I think the most striking thing about these maps is that they show how many names were still quite narrowly concentrated in one part of the country in the nineteenth century. With some I’ve looked at – Katharine’s maiden name, “Finney”, for example – it seems quite plausible that there really was one original ancestor only two or three hundred years ago.

June 9, 2006

Delayed reaction

In: Uncategorized — 10:00 am

Horn It’s been a bit of a bad-tempered week. I don’t generally regard my self as someone who shouts at people in public, but I’ve ended up offering some constructive feedback on a couple of occasions recently. There was the man who kept resting his back on my hand where I was hanging on to the rail in the train, and then pretended he didn’t speak English (oh, come on: he was pretending!) There was the man on the bike who rang his bell at me so that he could have undisputed use of the pavement.

More remarkably, I’ve had two occurrences of a phenomenon I’ve noticed a few times recently – the delayed horn-blast.
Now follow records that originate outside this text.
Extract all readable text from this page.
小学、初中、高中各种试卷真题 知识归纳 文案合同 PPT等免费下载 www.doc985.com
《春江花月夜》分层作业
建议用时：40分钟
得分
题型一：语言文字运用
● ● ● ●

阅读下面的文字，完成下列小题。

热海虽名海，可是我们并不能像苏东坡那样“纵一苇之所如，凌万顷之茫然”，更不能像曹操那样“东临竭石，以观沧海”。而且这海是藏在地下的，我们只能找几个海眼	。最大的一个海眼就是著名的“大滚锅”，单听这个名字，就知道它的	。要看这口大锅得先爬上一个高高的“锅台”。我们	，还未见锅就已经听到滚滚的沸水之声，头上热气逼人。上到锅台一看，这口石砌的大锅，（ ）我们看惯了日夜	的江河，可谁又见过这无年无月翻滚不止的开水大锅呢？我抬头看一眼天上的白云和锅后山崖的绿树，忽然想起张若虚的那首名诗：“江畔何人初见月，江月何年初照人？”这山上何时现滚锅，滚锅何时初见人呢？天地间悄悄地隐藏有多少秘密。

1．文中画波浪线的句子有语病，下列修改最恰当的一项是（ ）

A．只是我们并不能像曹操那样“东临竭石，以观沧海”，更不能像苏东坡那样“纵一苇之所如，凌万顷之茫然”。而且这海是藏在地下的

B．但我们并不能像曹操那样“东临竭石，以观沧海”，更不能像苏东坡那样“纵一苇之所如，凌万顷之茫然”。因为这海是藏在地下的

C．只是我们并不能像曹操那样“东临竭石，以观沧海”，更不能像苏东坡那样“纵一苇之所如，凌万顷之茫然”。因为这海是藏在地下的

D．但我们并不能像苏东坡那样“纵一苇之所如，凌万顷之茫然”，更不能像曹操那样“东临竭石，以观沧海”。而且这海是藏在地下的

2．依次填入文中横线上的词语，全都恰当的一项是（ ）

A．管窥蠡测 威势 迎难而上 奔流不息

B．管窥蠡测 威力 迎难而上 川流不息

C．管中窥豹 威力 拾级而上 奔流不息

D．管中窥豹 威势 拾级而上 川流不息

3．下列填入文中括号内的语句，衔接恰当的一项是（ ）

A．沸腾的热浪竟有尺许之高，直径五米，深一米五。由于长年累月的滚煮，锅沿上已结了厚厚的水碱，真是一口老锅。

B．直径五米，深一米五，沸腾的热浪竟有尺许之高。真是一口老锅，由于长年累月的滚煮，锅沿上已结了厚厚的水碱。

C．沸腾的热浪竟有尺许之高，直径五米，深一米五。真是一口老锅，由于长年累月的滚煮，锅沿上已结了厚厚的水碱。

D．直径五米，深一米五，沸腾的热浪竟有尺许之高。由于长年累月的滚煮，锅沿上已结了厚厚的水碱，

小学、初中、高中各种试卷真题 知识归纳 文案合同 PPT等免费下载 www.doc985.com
I was standing at the zebra crossing near Carshalton station the other day, and there was a car sailing towards me, doing no more than thirty, but goodness, it would clearly have been an inconvenience to stop, so he sailed right on past my nose. The car behind, going about the same speed, decided to follow his example, assuming the driver actually noticed the crossing at all. A third car appeared.

Now you must accept my word for it that I was not pulling some juggernaut suicide bid. He had plenty of time to decelerate and stop. At most, I was gently reasserting the existence of the crossing. Anyway, I crossed the road in front of him. After I’d crossed and was on my way, he set off again, and then, ten yards down the road, he blew his horn. It can only have been at me, though drivers coming the other way must have been puzzled.

The second case occurred when I was walking Sarah to school. There is a place near us where the road narrows: it is just possible for two cars to pass in opposite directions, but only just. Vans or anything bigger, forget it. So naturally people just drive on the pavement. Some do it discreetly, putting a couple of wheels on the kerb when absolutely necessary and watching out for pedestrians: but many occupy the whole of the path automatically, as if by right. Often, as on this occasion, pedestrians are faced with what amounts to a traffic jam standing on the pavement. We were walking carefully along the foot-wide space remaining on this occasion when the traffic began to move again. I gave the car next to us, which was edging forward, a couple of slaps with the flat of my hand, merely to announce our presence, really. Of course, drivers are usually shocked to discover that there is in fact no force-field around their car, and that humble pedestrians can actually touch it. You could sense the confusion in this driver’s mind: they didn’t stop, though. As it happens, they were only able to move a foot or two, and we walked past. As we were about to disappear round the corner – a blast on the horn.

What was going through these people’s minds? The normal human reaction in these circumstances would of course be one of immediate blame-transference: it must be the fault of the mad fool who is risking people’s lives by walking on the pavement and using zebra crossings. I think what happened here was that the immediate circumstances were such that even the most creative of minds would find it difficult to devise a case for such a transfer. Even the most self-righteous driver finds it hard to blow his horn at a schoolgirl for walking on the pavement when he wants to drive there, or at a pedestrian who is on a zebra crossing. But the urge to vindicate oneself is so strong that as soon as the immediate circumstances changed, they needed to get their horn-blast in, even though by then it was irrelevant.

I have a feeling this delayed-reaction phenomenon is going to become a regular feature of dealing with motorists.